Pineda C J, Guerra J, Weisman M H, Resnick D, Martinez-Lavin M
Semin Arthritis Rheum. 1985 May;14(4):263-73. doi: 10.1016/0049-0172(85)90045-9.
The skeletal manifestations of clubbing of the digits have been occasionally noted and only briefly discussed in the literature. We investigated the radiographic features of digital clubbing in 37 patients with diverse diseases including cyanotic congenital heart disease, lung malignancy-associated hypertrophic osteoarthropathy, and idiopathic cases. We identified two types of bone changes--osteolysis or bone dissolution, and bone formation or hypertrophy. The changes were more evident in the feet than in the hands, and the degree of soft tissue change did not always reflect the underlying osseous abnormalities. The relationship of these changes (ie, osteolysis, hypertrophy) to each other appear to depend in part on the underlying disease as well as the time course or disease duration. Thus, clubbing and hypertrophic osteoarthropathy may not represent distinct entities; our data suggest that they may be stages in an evolving, more generalized process of new bone formation or hypertrophy followed by osteolysis or atrophy affecting many parts of the skeleton.

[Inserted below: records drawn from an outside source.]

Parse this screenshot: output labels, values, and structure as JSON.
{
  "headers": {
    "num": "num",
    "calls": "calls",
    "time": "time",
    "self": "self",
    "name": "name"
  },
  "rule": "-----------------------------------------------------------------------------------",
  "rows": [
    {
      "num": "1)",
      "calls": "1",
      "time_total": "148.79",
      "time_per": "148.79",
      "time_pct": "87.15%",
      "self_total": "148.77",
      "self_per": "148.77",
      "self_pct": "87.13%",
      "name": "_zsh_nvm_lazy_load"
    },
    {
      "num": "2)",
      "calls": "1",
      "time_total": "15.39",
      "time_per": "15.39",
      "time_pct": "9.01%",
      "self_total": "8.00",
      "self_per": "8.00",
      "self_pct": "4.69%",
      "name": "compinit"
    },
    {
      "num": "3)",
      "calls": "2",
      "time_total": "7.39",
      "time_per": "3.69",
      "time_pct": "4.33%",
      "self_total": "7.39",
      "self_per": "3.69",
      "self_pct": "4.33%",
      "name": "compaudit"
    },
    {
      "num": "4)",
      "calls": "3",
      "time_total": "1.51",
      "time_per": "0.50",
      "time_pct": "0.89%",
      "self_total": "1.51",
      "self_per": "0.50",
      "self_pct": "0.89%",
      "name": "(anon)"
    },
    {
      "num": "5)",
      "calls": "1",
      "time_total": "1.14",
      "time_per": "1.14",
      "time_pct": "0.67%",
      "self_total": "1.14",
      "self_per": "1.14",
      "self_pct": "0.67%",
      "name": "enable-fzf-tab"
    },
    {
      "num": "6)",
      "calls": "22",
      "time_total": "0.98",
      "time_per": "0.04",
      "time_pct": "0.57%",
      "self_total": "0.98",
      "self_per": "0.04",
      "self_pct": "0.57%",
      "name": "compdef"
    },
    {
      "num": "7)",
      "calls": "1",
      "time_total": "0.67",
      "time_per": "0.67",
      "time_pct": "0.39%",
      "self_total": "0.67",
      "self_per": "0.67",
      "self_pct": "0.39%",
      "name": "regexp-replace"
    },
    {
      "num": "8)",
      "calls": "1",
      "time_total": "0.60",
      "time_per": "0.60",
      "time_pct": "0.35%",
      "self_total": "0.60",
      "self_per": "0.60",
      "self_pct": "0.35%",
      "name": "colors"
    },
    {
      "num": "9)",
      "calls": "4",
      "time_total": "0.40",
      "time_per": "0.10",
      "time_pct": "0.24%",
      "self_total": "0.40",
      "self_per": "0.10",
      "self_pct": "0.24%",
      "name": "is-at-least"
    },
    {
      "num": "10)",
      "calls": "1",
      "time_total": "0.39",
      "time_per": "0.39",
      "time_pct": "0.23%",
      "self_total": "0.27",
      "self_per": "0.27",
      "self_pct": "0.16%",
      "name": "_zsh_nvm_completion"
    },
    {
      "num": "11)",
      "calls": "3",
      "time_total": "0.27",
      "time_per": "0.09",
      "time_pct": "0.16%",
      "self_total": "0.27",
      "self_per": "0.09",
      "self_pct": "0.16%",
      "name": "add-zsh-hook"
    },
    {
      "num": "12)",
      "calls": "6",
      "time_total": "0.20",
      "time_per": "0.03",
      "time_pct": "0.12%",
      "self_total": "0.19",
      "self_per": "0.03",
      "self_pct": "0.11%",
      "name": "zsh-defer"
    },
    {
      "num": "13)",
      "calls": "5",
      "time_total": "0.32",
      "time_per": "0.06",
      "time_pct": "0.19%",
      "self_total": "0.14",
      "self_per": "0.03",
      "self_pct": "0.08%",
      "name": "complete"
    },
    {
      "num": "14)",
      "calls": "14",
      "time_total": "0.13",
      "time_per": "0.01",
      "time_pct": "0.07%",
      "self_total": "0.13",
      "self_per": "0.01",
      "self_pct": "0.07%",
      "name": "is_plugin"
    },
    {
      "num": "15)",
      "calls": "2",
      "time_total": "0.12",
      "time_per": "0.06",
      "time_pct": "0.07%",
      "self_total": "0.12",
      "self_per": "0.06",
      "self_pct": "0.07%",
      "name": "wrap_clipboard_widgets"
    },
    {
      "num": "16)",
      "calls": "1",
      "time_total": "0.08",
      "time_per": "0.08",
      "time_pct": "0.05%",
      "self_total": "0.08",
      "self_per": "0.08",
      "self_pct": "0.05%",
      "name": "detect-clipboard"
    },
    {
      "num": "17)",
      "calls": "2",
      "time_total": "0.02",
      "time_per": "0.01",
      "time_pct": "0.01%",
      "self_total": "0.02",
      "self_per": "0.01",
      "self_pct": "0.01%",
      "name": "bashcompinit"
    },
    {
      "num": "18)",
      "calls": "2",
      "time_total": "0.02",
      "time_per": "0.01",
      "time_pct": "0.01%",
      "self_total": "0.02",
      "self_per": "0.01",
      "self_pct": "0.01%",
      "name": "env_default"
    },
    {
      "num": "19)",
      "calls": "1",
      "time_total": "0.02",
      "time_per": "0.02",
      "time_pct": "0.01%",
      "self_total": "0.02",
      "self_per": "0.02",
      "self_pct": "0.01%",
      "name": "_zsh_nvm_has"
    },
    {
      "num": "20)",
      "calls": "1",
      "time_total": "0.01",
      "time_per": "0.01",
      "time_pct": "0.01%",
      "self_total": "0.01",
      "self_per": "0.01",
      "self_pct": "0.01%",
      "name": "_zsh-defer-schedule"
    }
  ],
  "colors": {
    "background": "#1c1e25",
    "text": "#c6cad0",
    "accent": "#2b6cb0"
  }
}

手指杵状指的骨骼表现偶尔会被提及,在文献中也只是简单讨论过。我们研究了37例患有多种疾病的患者的手指杵状指的影像学特征,这些疾病包括紫绀型先天性心脏病、肺恶性肿瘤相关的肥大性骨关节病以及特发性病例。我们识别出两种类型的骨骼变化——骨质溶解或骨溶解,以及骨形成或肥大。足部的变化比手部更明显,软组织变化的程度并不总是反映潜在的骨骼异常。这些变化(即骨质溶解、肥大)之间的关系似乎部分取决于潜在疾病以及病程或疾病持续时间。因此,杵状指和肥大性骨关节病可能并不代表不同的实体;我们的数据表明,它们可能是一个不断演变的、更广泛的新骨形成或肥大过程的阶段,随后是影响骨骼许多部位的骨质溶解或萎缩。